After the shock of this admission wore off, I asked Green why he thought he was so hated, even as I formulated some predictions of my own. Not surprisingly, Green's were different from mine. "There's some professional jealousy there," he said. "They resent my work schedule, they may resent my freedom, they may resent my friendship with Dean Singleton."

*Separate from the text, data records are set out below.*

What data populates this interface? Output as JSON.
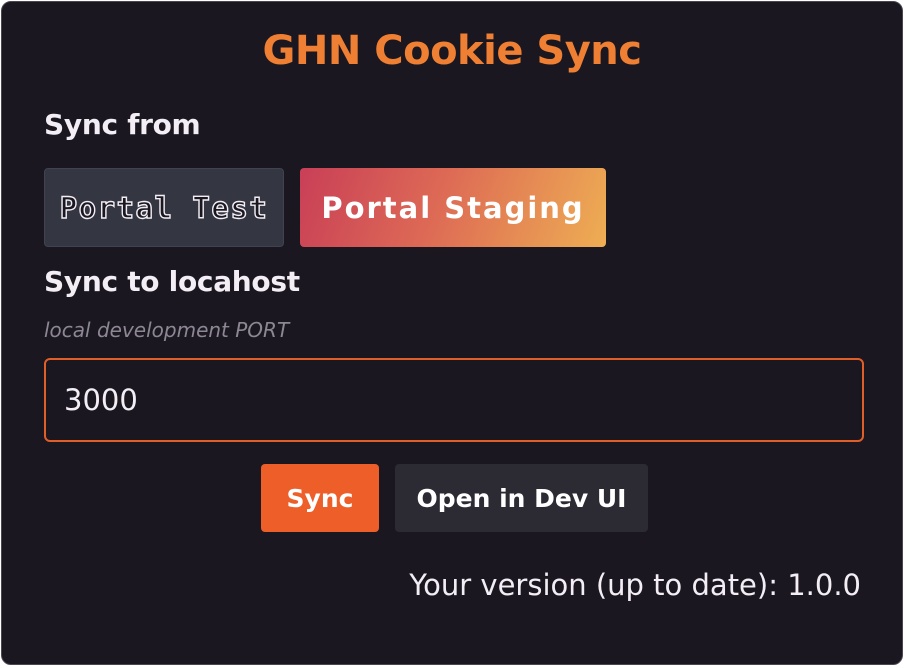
{
  "app": {
    "title": "GHN Cookie Sync"
  },
  "sync_from": {
    "label": "Sync from",
    "options": [
      {
        "label": "Portal Test",
        "selected": false
      },
      {
        "label": "Portal Staging",
        "selected": true
      }
    ]
  },
  "sync_to": {
    "label": "Sync to locahost",
    "hint": "local development PORT",
    "port_value": "3000"
  },
  "actions": {
    "sync_label": "Sync",
    "open_dev_label": "Open in Dev UI"
  },
  "footer": {
    "version_text": "Your version (up to date): 1.0.0"
  },
  "colors": {
    "accent": "#ee7f33",
    "sync_button": "#ed5e28",
    "background": "#1b1720"
  }
}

Ah, Post owner Singleton: a controversial figure whom Green referred to in a column penned immediately after the announcement of the proposed joint operating agreement between the Post and the News as "the Superman of the American newspaper industry" -- and if you think that was meant ironically, think again. In conversation, Green didn't say he and Singleton were best buddies; they've never visited each other's homes, for instance. But he did reveal that during the early years of Singleton's Post ownership, Green frequently shared his opinions with Dean (who, like Green's wife, Susan, has multiple sclerosis) about the personalities on board, and they continue to speak personally every month or two.

That's called job security, my friends -- and with Green having just inked a new seven-year contract with the Post, expect him to be around for the long haul whether he's Mr. Popularity or not. "I don't write for my colleagues," he declared. "I don't write for my editors, and I don't write for Westword," (which, he conceded, "fills a void in this community -- not as big a void as it imagines, but it fills a void").

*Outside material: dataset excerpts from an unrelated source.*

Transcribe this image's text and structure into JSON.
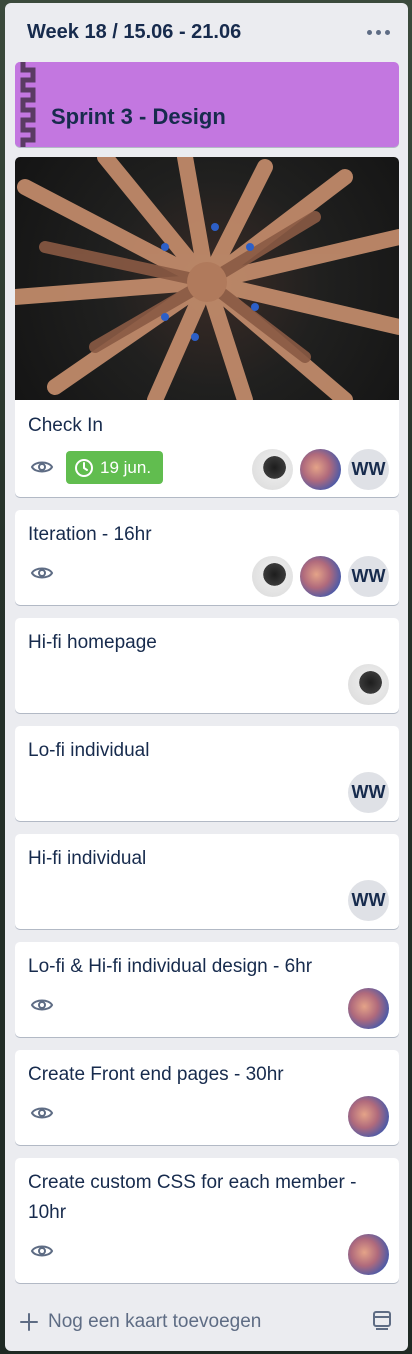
{
  "list": {
    "title": "Week 18 / 15.06 - 21.06",
    "menu_icon": "ellipsis-icon"
  },
  "cards": {
    "sprint": {
      "title": "Sprint 3 - Design",
      "color": "#c377e0"
    },
    "check_in": {
      "title": "Check In",
      "due": "19 jun.",
      "due_color": "#61bd4f",
      "members": [
        "photo-1",
        "photo-2",
        "WW"
      ]
    },
    "iteration": {
      "title": "Iteration - 16hr",
      "members": [
        "photo-1",
        "photo-2",
        "WW"
      ]
    },
    "hifi_homepage": {
      "title": "Hi-fi homepage",
      "members": [
        "photo-1"
      ]
    },
    "lofi_individual": {
      "title": "Lo-fi individual",
      "members": [
        "WW"
      ]
    },
    "hifi_individual": {
      "title": "Hi-fi individual",
      "members": [
        "WW"
      ]
    },
    "lofi_hifi_design": {
      "title": "Lo-fi & Hi-fi individual design - 6hr",
      "members": [
        "photo-2"
      ]
    },
    "front_end": {
      "title": "Create Front end pages - 30hr",
      "members": [
        "photo-2"
      ]
    },
    "custom_css": {
      "title_line1": "Create custom CSS for each member -",
      "title_line2": "10hr",
      "members": [
        "photo-2"
      ]
    }
  },
  "avatar_initials": "WW",
  "footer": {
    "add_label": "Nog een kaart toevoegen",
    "add_icon": "plus-icon",
    "template_icon": "card-template-icon"
  }
}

"I consider myself to be a representative of common sense," he went on. "I don't know if that's a definition of a populist or not. But I think that I have a lot of commonality with most people in terms of values, experiences good and bad, sentiments, interests. And I try to hit to all those fields."

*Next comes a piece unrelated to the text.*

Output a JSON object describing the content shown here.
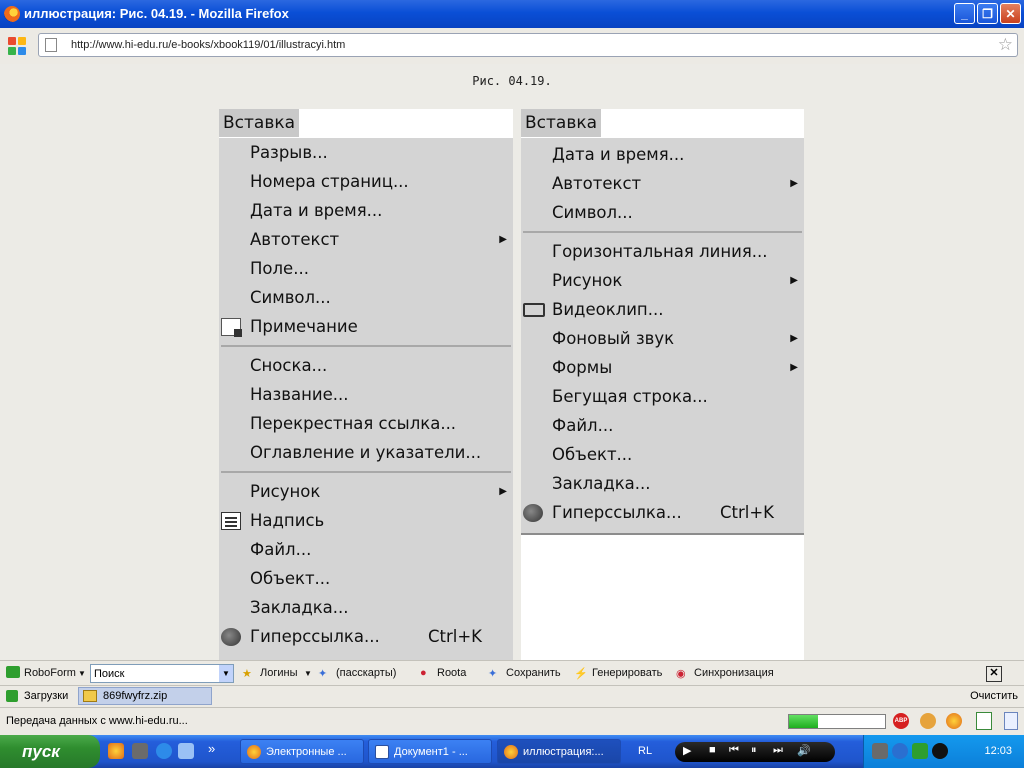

Not long thereafter, the dueling tape recorders were clicked off, and Green, with Auggie in tow, escorted me to my car. As he did so, I thought that he looked happier, more at peace than he'd seemed hours earlier. I hadn't been able to solve the JonBenét mystery for him, nor could I bring back dear, departed Gus -- or make those so-called peers of his stop snickering at his work behind his back. But I'd listened to him, at least, and that was something.

Chuck probably could have turned the whole meeting into something warm, cuddly, touching -- and maybe just a little bit nauseating. But I just drove away.